Libertarians and those who favor the Austrian school of economics are very much against the Fed.  They look at it an unwarranted intervention into the economy similar to government intervention and distorts the pricing mechanism.  So where does that put Alan Greenspan (the evil Randian admirer and Fed manipulator), Ayn Rand, Ludwig von Mises and Friedrich van Hayek.  The Libertarians think Ryan is too big government but one in the right direction from what the Democrats are doing.  After all 3.5 trillion is hardly the end of big government.    And by the way a lot of the Mises crowd thinks Hayek is anathema because Hayek saw a role for government in lots of way including providing a safety net.  Hayek was against things that distorted pricing which housing policy, the Fed, such things as stimulus programs etc do.  They always has unintended consequences which the do gooders never see.  And by the way do gooders can appear at various points on the economic spectrum.  One of the great do gooders of all time was Teddy Roosevelt.

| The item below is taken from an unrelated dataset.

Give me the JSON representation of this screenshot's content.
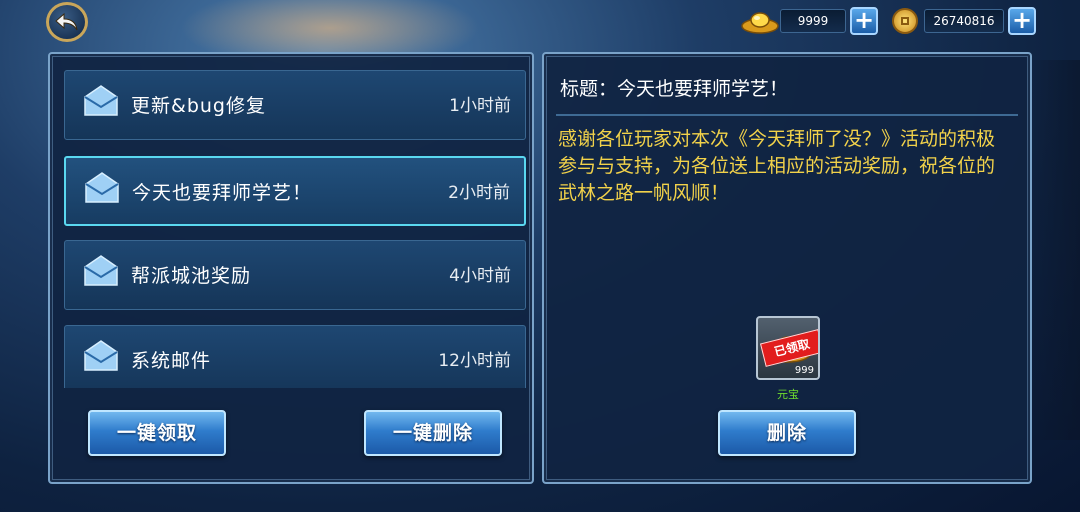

Maybe some cordial discussion on all this might lead somewhere enlightening.
JR Cosgrove
11 years 7 months ago
This is not the place to get into a long philosophical discussion of what freedom mean.  But

There you go...  The exact same critique applies to the atheistic theories of Rand and Hayek.''


No, it doesn't.  There is nothing in Hayek's or Ryan's ideas that are anti-Catholic when it comes to religion even if they personally did not accept them.  I fail to see any.  Hayek and Rand's concept of freedom would allow anyone to accept another definition of freedom.  They are not in conflict.  Marx on the other hand is an authoritarian system that does not accept other ideologies and would not accept any doctrines of the Catholic Church as having any legitimacy.


I fail to see how the atheism of Rand or the agnosticism of Hayek or anything they advocate in terms of economics would preclude me from making the choices one believe is best for myself and others I am responsible for.   So there is no way I accept your interpretation but given the nature of the society we live in, you are welcome to proffer it.  I don't think it holds up to any analysis based on facts.


''Fair enough. Why then should the work of atheistic libertarians get a pass, particularly when their track record in producing positive economic results haven't been much good either (witness Russia and several Latin American and Eastern European countries following strictly laissez-faire libertarian policies in the 1990s).''


This so far from true.  I do not think you understand what free markets mean.  The only place that comes close to that in South America is Chile and they are doing all right there.  I have been there and witnessed it.  Russia, laissez-faire?  I do not think so.  I believe you are confused with oligarchies which control the means of production which is not laissez-faire.  The free market is one where both members of the exchange enter it freely and there is no coercion to either in any form brought on by the other.  The so called Wild West is not laissez faire or free markets.  It often substitutes one oppressive member of an exchange for an older one.  It is not one of equal freedom.  Which by the way is the most moral form of exchange and the philosophy of Hayek and does not contradict any Catholic Church document I know of.

One can point to the amazing achievements of the free market. Just in the US, the productivity of our society is about 25 times greater than what it was 200 years ago, mainly due to people having the freedom to innovate and the willingness of the citizentry to accept these innovations.  Our citizens have the most advanced society in history because they have allowed and supported others to innovate and where appropriate chose which ones to use.
Tom Maher
11 years 7 months ago
JR Cosgrove # 37

Ryan is winning over the American public as a person and as a highly credible and capable economic policy maker.  It is now three weeks since Romney chose Ryan to be his vice president nominee and Paul Ryan and his ideas are rapidly becoming much better known nationally.  So far the polls show as you might expect that Ryan and his ideas are regarded highly favorably by a majority of the public. 

It may be time for everyone to be more serious and respectful of Paul Ryan's views on the nation's economy.